CoSyn, short for Code-guided Synthesis, leverages the coding abilities of open-source AI models to incorporate textual information into images and generate related questions and answers, building a dataset rich in instructional value. In a paper presented at the ACL 2025 conference, the research team noted that models trained with CoSyn perform comparably or even better than proprietary models on multiple benchmarks. Co-first author Yue Yang vividly explained: “It's like asking a student who excels at writing to teach others how to draw—simply by describing what the picture should look like.”

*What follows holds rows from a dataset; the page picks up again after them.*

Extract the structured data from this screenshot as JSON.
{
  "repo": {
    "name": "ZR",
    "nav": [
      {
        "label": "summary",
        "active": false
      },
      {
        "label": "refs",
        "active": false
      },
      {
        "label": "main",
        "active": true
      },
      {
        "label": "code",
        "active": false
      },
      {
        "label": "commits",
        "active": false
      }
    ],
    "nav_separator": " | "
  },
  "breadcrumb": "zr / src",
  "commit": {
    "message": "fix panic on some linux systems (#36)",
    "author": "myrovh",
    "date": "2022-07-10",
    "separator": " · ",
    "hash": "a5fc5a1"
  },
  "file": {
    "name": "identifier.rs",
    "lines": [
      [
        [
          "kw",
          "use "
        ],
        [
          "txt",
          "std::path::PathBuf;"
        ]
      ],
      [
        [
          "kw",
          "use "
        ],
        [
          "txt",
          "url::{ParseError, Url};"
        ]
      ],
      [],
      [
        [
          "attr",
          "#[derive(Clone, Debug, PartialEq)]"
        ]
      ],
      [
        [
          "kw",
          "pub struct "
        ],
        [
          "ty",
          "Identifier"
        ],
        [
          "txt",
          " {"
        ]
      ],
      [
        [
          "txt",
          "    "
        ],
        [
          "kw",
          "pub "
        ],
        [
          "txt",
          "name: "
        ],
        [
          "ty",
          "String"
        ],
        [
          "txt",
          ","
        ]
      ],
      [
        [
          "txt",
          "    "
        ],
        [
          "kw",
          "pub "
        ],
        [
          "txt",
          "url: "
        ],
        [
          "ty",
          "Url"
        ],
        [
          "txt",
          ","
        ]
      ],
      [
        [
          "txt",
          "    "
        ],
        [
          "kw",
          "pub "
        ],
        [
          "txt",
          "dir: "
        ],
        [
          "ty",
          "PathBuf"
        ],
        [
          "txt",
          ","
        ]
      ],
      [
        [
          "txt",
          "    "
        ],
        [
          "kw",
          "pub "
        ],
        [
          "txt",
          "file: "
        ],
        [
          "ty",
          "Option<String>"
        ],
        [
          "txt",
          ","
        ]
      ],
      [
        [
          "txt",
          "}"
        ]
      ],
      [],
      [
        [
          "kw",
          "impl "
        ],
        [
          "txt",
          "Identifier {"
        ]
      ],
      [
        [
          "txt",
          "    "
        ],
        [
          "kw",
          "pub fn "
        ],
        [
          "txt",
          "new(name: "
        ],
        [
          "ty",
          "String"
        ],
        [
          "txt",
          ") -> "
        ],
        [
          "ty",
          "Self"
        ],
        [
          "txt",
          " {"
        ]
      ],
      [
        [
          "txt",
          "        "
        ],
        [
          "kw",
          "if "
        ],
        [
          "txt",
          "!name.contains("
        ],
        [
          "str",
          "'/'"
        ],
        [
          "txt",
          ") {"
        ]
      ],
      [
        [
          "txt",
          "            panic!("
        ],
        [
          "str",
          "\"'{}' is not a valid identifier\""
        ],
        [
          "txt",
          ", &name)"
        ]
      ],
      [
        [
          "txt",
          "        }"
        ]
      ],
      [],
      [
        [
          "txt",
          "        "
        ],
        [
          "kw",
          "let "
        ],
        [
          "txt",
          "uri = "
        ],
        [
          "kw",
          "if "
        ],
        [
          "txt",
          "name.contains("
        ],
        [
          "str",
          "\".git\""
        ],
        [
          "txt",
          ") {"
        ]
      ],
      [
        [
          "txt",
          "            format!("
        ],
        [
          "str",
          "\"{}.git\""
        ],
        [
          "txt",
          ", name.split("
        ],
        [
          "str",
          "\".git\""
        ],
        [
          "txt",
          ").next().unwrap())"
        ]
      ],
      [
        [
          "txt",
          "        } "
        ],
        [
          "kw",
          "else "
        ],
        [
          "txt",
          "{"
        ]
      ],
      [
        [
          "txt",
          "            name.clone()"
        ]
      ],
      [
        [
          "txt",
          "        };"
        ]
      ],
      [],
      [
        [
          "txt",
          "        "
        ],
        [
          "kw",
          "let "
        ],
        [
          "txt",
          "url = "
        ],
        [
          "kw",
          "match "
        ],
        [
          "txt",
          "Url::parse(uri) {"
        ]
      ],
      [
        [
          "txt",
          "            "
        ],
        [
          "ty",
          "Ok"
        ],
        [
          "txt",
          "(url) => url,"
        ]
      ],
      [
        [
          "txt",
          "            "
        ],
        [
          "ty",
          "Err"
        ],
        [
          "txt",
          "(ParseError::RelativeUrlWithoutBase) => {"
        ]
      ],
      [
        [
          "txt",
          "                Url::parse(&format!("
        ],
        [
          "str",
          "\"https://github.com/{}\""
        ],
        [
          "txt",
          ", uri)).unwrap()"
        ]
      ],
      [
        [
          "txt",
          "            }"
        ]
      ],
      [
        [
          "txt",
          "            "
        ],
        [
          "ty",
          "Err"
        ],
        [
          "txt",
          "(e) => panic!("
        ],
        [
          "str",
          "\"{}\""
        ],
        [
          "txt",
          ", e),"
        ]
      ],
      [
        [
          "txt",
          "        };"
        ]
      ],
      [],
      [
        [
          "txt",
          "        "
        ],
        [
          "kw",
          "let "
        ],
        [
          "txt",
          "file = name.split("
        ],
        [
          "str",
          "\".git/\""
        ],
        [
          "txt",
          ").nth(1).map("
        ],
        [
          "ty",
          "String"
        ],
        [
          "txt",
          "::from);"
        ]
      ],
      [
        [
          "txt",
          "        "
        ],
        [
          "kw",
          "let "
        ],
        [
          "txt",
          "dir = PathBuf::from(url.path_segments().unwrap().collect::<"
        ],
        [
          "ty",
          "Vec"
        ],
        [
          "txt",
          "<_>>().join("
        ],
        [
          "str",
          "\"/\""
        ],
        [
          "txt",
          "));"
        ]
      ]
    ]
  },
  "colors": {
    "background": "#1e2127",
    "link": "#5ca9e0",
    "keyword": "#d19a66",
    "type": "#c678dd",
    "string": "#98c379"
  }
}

The CoSyn-generated dataset, CoSyn-400K, contains over 400,000 synthetic images and 2.7 million instruction pairs, covering scientific charts, chemical structures, and multiple other domains. In the task of recognizing nutritional labels, a model trained with only 7,000 synthetic labels outperformed models trained on millions of real images, demonstrating CoSyn's remarkable data efficiency. Professor Mark Yatskar stated: “Synthetic data can help models better adapt to the real world, for example, assisting people with low vision in reading nutritional labels.” To ensure data diversity and avoid repetition, the team developed the DataDreamer software library and introduced the “persona” concept to guide AI in generating rich and varied training data.

By building CoSyn entirely with open-source tools, the research team aims to break the monopoly of proprietary models and provide the open-source AI community with a powerful method for visual-language training. Professor Chris Callison-Burch emphasized: “This opens the door for AI systems capable of reasoning over scientific literature, benefiting a wide range of people.” The team has now released the CoSyn code and dataset publicly, inviting the global research community to build upon it. Dr. Yang Zhiyuan concluded: “We hope AI can act in the real world, and CoSyn is a key step in teaching it how to do so.”